Support is available for people seeking options beyond the 12 steps, and proponents believe recognition will grow with future generations’ exposure to different approaches.
People trying addiction alcohol recovery have a variety of experiences in treatment. They may receive outpatient, intensive outpatient, or residential treatment. They may access services in luxurious surroundings, community clinics, or prisons. They may encounter cognitive behavioral therapy, motivational interviewing, or family therapy.
Despite these differences, there is something that many people in recovery will share as they progress through and out of treatment: They will be asked, if not required, to “work the steps.” Indeed, the process of addiction alcohol recovery has been dominated in the United States by the 12-step method established with the founding of Alcoholics Anonymous (AA) in 1935.

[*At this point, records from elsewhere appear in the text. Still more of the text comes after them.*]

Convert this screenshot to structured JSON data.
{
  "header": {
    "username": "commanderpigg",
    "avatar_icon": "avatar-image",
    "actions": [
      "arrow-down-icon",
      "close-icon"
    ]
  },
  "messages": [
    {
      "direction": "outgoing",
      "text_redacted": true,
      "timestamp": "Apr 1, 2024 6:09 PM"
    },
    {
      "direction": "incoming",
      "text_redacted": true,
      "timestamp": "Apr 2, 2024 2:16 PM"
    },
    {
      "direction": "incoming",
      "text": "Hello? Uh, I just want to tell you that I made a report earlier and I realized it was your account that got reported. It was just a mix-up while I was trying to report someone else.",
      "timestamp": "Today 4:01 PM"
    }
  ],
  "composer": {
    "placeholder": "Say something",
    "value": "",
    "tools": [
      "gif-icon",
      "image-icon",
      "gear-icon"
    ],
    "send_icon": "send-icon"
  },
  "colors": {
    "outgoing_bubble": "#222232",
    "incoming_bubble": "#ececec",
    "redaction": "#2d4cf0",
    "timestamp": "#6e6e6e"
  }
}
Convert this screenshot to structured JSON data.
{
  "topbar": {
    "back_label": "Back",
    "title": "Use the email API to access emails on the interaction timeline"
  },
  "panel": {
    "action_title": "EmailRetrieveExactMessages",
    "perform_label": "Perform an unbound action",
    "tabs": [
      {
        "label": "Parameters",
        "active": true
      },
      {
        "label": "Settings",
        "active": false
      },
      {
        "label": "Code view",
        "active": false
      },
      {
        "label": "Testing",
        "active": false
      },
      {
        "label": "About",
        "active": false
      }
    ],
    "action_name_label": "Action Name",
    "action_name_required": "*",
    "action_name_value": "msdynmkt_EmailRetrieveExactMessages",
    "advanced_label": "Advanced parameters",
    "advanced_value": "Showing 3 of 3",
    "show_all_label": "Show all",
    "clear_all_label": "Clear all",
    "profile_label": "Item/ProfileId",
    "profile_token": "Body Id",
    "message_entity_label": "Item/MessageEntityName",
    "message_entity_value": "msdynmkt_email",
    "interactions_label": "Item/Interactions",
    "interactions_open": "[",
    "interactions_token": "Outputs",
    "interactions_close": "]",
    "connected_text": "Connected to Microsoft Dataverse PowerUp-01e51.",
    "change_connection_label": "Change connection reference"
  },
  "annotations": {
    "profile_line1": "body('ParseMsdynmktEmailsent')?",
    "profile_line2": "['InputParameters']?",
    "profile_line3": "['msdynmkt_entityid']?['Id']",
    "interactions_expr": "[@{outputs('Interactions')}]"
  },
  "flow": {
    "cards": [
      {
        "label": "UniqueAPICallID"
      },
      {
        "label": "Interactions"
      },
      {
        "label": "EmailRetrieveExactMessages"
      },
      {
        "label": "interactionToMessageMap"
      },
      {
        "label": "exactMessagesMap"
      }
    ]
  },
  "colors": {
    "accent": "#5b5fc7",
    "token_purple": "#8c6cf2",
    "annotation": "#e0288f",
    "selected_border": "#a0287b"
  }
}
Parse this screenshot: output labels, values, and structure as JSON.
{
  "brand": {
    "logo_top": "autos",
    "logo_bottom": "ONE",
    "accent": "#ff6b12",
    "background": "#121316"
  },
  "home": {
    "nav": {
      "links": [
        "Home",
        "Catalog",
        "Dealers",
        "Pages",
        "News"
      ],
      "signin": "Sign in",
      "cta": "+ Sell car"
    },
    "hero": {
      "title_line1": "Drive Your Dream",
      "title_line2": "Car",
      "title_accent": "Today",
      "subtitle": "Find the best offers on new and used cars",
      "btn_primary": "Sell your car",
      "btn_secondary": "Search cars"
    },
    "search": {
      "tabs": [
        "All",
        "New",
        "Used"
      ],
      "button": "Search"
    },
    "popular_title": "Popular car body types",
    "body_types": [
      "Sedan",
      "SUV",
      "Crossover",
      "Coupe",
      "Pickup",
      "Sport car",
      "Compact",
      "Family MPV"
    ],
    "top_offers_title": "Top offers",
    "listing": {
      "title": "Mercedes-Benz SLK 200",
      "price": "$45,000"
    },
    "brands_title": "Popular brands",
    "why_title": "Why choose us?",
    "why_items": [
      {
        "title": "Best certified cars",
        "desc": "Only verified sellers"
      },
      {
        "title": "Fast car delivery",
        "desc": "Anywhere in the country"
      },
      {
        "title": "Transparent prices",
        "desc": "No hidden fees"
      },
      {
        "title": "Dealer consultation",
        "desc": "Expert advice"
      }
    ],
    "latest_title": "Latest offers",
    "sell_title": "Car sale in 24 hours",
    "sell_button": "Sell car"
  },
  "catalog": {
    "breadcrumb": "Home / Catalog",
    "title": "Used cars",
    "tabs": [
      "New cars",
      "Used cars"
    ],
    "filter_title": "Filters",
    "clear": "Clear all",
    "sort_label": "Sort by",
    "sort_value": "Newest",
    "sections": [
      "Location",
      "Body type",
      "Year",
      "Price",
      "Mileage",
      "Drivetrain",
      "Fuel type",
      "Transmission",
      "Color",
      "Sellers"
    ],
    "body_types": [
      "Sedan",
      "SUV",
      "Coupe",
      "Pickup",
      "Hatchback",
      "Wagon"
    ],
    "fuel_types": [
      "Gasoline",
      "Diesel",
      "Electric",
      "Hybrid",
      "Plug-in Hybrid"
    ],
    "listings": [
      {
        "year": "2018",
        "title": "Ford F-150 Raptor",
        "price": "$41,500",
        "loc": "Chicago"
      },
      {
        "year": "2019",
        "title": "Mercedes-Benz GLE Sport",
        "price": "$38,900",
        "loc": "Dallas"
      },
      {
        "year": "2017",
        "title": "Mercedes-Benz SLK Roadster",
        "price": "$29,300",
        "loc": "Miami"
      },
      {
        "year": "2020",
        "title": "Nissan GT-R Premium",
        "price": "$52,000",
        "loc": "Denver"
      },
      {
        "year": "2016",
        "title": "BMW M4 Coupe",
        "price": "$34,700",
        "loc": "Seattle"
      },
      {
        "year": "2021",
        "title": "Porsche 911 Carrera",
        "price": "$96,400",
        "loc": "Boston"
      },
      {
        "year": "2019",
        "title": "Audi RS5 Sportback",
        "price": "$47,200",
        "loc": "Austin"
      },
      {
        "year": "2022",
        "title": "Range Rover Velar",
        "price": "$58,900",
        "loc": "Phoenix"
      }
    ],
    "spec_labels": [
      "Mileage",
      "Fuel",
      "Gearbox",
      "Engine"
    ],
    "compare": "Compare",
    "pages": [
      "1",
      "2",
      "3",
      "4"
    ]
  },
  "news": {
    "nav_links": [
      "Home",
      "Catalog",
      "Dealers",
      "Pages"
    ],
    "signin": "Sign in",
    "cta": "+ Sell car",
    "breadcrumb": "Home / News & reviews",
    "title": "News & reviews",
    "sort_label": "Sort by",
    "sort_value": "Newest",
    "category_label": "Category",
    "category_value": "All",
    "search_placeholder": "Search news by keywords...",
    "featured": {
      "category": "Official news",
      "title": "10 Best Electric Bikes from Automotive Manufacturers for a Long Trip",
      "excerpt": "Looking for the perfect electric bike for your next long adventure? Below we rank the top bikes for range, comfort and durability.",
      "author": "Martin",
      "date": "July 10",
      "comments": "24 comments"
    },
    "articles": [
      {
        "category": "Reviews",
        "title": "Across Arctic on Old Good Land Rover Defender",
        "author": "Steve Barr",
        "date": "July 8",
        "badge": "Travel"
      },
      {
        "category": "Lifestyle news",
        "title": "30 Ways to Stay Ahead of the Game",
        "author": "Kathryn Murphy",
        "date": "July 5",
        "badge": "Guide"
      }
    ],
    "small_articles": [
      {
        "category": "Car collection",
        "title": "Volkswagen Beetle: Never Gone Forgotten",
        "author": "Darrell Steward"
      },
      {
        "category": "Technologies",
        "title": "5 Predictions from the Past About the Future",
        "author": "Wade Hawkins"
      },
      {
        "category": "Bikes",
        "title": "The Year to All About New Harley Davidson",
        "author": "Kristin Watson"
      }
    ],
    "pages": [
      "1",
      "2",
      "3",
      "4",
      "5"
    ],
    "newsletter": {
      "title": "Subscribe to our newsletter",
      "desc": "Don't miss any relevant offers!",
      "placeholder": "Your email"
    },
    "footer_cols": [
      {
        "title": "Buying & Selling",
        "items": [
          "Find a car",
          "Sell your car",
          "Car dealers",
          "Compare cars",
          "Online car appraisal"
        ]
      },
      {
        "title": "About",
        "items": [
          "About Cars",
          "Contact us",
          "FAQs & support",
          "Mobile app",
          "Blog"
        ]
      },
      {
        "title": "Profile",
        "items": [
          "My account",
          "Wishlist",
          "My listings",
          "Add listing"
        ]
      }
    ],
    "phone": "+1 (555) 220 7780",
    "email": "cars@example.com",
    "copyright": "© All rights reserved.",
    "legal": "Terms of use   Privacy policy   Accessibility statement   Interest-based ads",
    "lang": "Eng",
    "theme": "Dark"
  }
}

But AA and its various successors are not the only mutual-aid groups available to support people in recovery. For the past few decades, several other groups have tried to offer alternatives to those who want something other than a 12-step approach. These alternative groups historically have struggled to gain a significant following, but with the advent of new technologies and the rise of a new generation of people in treatment who want more control over their recovery, these groups believe the time has come for social workers and other behavioral health professionals to accept them as part of the mainstream continuum of recovery services.
“A big part of what I believe in is choice,” says Robert Stump, executive director of LifeRing, a group based in Oakland, CA. “One shoe does not fit all people. Every day that goes by, there are more and more people who are demanding that choice. [Alternative groups] may not cater to a large section of the American public, but we do appeal to a subset of Americans, and professionals should be aware of that.”